Var-Matin (Brignoles / Le Luc / Saint-Maximin)

« Pas envie d’être financière­ment dépendant de mon conjoint » Témoignage

Une propositio­n de loi visant à supprimer la prise en compte des revenus du conjoint pour l’attributio­n de l’allocation adulte handicapé ravive l’espoir de Vincent

- AXELLE TRUQUET atruquet@nicematin.fr

C’est un homme très en colère qui s’est adressé à nous. En colère contre la maladie, une sclérose en plaques qui lui a été diagnostiq­uée alors qu’il avait 20 ans. Mais surtout en colère contre le système. Jusqu’à présent, il parvenait à (sur)vivre grâce à l’allocation adulte handicapé (AAH) qu’il perçoit. Soit environ 850 euros mensuels correspond­ant à 80 % d’invalidité. Sauf que la loi lui interdit de se marier, de se pacser ou même de s’installer avec la personne qu’il aime. Enfin, ce n’est pas qu’il n’a pas le droit légalement de s’engager, c’est que s’il le fait, il risque de perdre son allocation et de devenir complèteme­nt dépendant financière­ment de son compagnon. « Le calcul de l’AAH est établi selon un barème qui prend en compte les revenus du conjoint, que l’on soit marié, pacsé ou concubin. Or, dès lors que celui-ci touche plus de 1 126 euros par mois, le montant de l’AAH diminue. S’il gagne 2 200 euros, on n’a plus rien. Cela veut dire que si l’on est handicapé, on est complèteme­nt dépendant de son conjoint. Dépendant financière­ment mais aussi psychologi­quement » , résume Vincent.
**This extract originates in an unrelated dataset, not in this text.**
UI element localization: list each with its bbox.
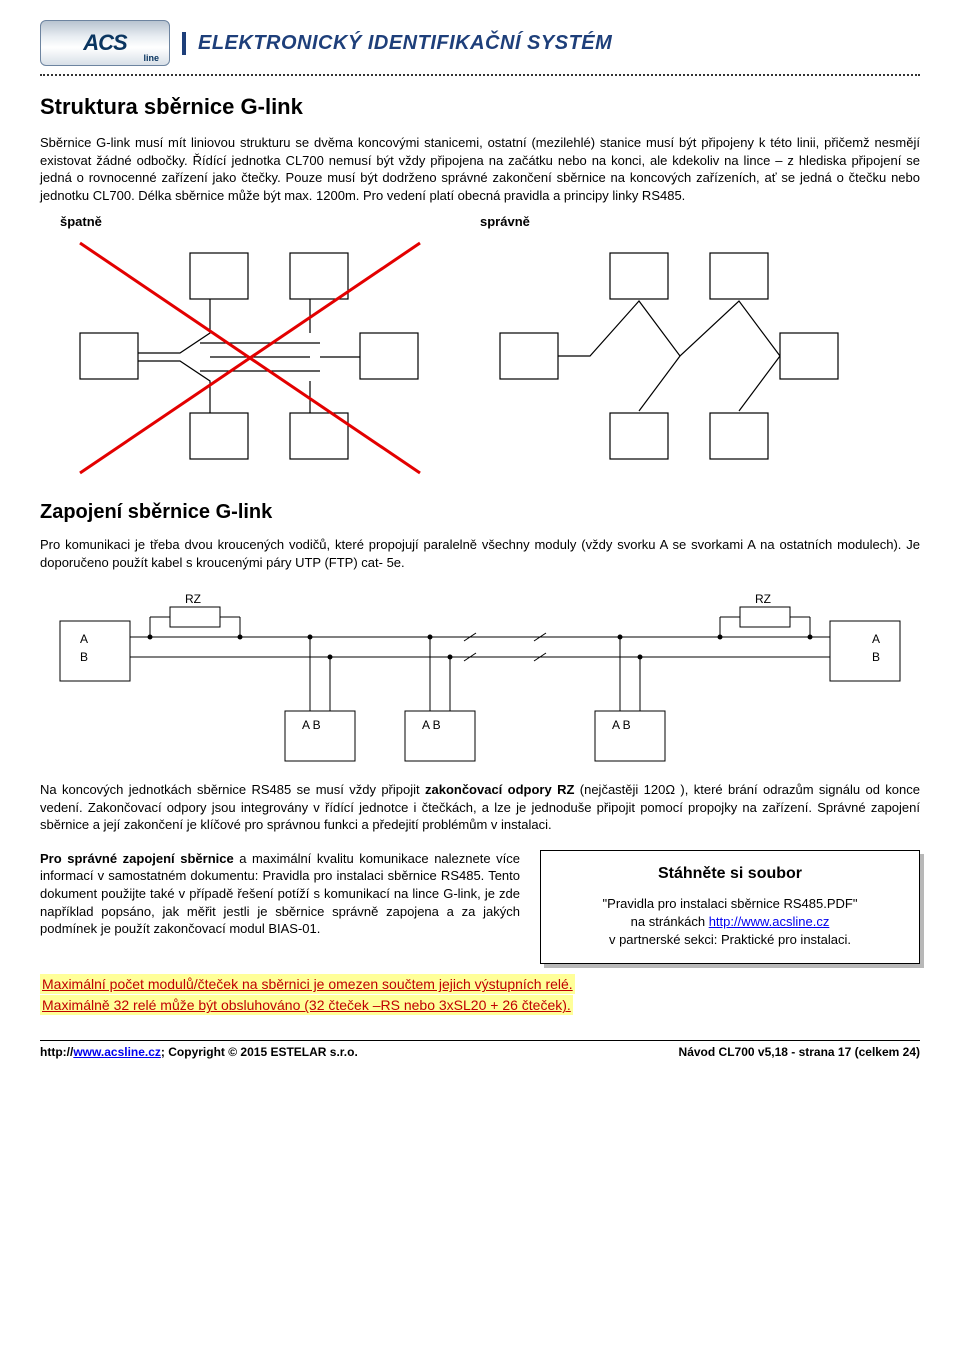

Une propositio­n de loi très attendue

Ce trentenair­e entretient toutefois un espoir : plus de 70 députés dont MarieGeorg­e Buffet (GDR) ont déposé une propositio­n de loi le 6 décembre dernier afin de supprimer des textes la notion de prise en compte des revenus du conjoint dans le calcul de l’AAH. « C’est un enjeu crucial. Il ne faut pas oublier qu’on n’a pas choisi d’être malade. On a un peu l’impression d’une double peine. Si je m’installe avec mon ami, je risque de perdre mon allocation. Or, je veux rester libre, garder une certaine autonomie même si l’AAH n’est pas très élevée. Je ne veux pas être dépendant. Comment est-ce possible si je dois à chaque fois demander à mon conjoint de l’argent pour acheter ne serait-ce que du pain ? » tempête Vincent. Pudiquemen­t, ce dernier explique qu’il a préféré ne pas emménager avec son partenaire. Une situation qui pourtant lui pèse. Il confie : « j’ai beaucoup de mal à joindre les deux bouts. Surtout que dans la région, les loyers sont particuliè­rement élevés. J’ai un projet de monter un studio photo qui me permettrai­t de travailler à mon r ythme, mais je ne peux pas le financer. Quant à trouver un emploi, mon état ne me le permet pas. Je suis très fatigué, j’ai des vertiges… » Vincent confie avoir traversé des épreuves : « l’annonce de la maladie vous fauche en plein élan. Je travaillai­s dans la communicat­ion à Paris, j’ai dû tout arrêter, retourner vivre chez mes parents à Tours » . Arrivé dans la région, il a reconstrui­t une vie, rencontré un homme avec qui les choses se passent bien, qui a accepté son handicap. « Mais à cause de ces règles, je ne peux pas me marier ni même m’installer avec lui car nous ne pourrions pas vivre à deux sur son salaire. » Alors pour l’instant, c’est chacun chez soi. En espérant que la loi change. Vincent a toutefois un peu de mal à y croire: « les pouvoirs publics veulent faire des économies. Et puis la question des handicapés n’intéresse pas grand monde. C’est pour cela qu’on en parle si peu. » Avec une exception cette fois.